Norman’s protagonist is teenager Wyatt Hillyer, who has to move in with his aunt, uncle, and adopted cousin Tilda after his parents throw themselves off of two separate bridges over the same woman within a couple hours of each other. Norman leaves behind the suicides so suddenly (dealing with them in the matter of a few pages) that it becomes easy to believe he’s writing a book about a series of events, rather than how those events affect the characters. This pattern repeats itself as Wyatt gets involved in a destructive love triangle with Tilda and her German lover, Hans. Since all this takes place during World War II, Hans comes under suspicion from Wyatt’s uncle, and events unspool tragically from there.
The novel is structured as a long letter Wyatt is writing to his daughter late in life, and this often means that Norman is frustratingly unable to get inside the other characters’ points of view, particularly as Wyatt’s is emotionally anemic. He seems to shut himself off after his parents die, and he merely observes what happens for the bulk of the novel. Huge, traumatizing events visit him, and he goes along with a shrug. In particular, his uncle Donald’s gradual turn toward madness at reports of U-boats sinking Canadian ships happens with regrettable suddenness.
But a curious thing happens at the book’s halfway point. The major plot events have mostly come to their end, and Norman begins unleashing a series of quiet emotional cataclysms that roil his characters underneath their placid surfaces. Norman writes these slow exhalations of pure feeling extraordinarily well, and the way he lets the cumulative weight of the novel settle in around his characters suggests that this was his scheme all along, to push Wyatt to the brink and only then let the cracks in his facade begin to widen.

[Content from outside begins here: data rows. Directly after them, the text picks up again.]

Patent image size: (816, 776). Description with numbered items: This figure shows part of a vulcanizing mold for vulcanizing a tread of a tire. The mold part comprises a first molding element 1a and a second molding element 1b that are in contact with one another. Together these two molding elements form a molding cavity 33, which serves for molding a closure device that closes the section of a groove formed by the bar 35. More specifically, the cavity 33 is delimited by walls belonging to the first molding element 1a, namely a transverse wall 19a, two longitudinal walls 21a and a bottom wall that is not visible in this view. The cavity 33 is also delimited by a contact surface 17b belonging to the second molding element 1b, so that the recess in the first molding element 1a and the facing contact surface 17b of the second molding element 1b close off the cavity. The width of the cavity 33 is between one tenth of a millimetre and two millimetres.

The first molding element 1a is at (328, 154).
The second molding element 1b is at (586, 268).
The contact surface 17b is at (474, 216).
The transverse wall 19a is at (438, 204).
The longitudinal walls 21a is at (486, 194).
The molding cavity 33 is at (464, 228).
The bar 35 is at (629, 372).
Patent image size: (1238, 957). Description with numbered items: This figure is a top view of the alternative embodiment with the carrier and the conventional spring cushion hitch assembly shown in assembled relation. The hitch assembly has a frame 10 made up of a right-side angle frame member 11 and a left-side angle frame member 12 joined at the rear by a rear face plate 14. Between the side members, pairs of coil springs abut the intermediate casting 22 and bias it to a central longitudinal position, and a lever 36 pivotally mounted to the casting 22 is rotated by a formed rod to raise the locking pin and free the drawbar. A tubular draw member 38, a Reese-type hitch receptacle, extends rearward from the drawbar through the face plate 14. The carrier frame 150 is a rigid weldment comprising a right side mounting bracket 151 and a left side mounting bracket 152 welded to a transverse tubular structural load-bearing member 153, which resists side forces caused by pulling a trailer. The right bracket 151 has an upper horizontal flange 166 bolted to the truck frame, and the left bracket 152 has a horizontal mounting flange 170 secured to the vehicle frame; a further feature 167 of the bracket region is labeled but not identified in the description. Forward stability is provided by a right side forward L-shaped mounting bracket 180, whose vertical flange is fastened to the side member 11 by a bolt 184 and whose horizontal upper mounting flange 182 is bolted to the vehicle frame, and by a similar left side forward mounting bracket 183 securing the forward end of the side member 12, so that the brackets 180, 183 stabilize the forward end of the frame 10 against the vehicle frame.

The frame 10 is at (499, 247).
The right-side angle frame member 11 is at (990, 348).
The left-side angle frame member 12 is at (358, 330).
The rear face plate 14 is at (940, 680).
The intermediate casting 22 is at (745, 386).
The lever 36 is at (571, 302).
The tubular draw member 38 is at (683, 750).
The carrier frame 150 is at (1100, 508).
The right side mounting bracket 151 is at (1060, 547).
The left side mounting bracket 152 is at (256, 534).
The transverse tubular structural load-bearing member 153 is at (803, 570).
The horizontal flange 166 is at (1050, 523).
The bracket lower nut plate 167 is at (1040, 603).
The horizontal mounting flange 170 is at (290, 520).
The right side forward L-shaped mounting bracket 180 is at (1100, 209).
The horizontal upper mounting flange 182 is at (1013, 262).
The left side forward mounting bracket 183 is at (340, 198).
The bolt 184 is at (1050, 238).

Readers may find this structure almost unbearable, and Norman only just barely pulls off the trick. But there are passages as moving as any in recent fiction near this novel’s end, and the slow way Norman portrays how Wyatt lets in more and more of what he’s been feeling all along turns the novel into a mystery of sorts. What’s it like when a cipher begins to comprehend how much he’s shut himself off? And at what cost comes the redemption he’s been waiting for all along, without even knowing it?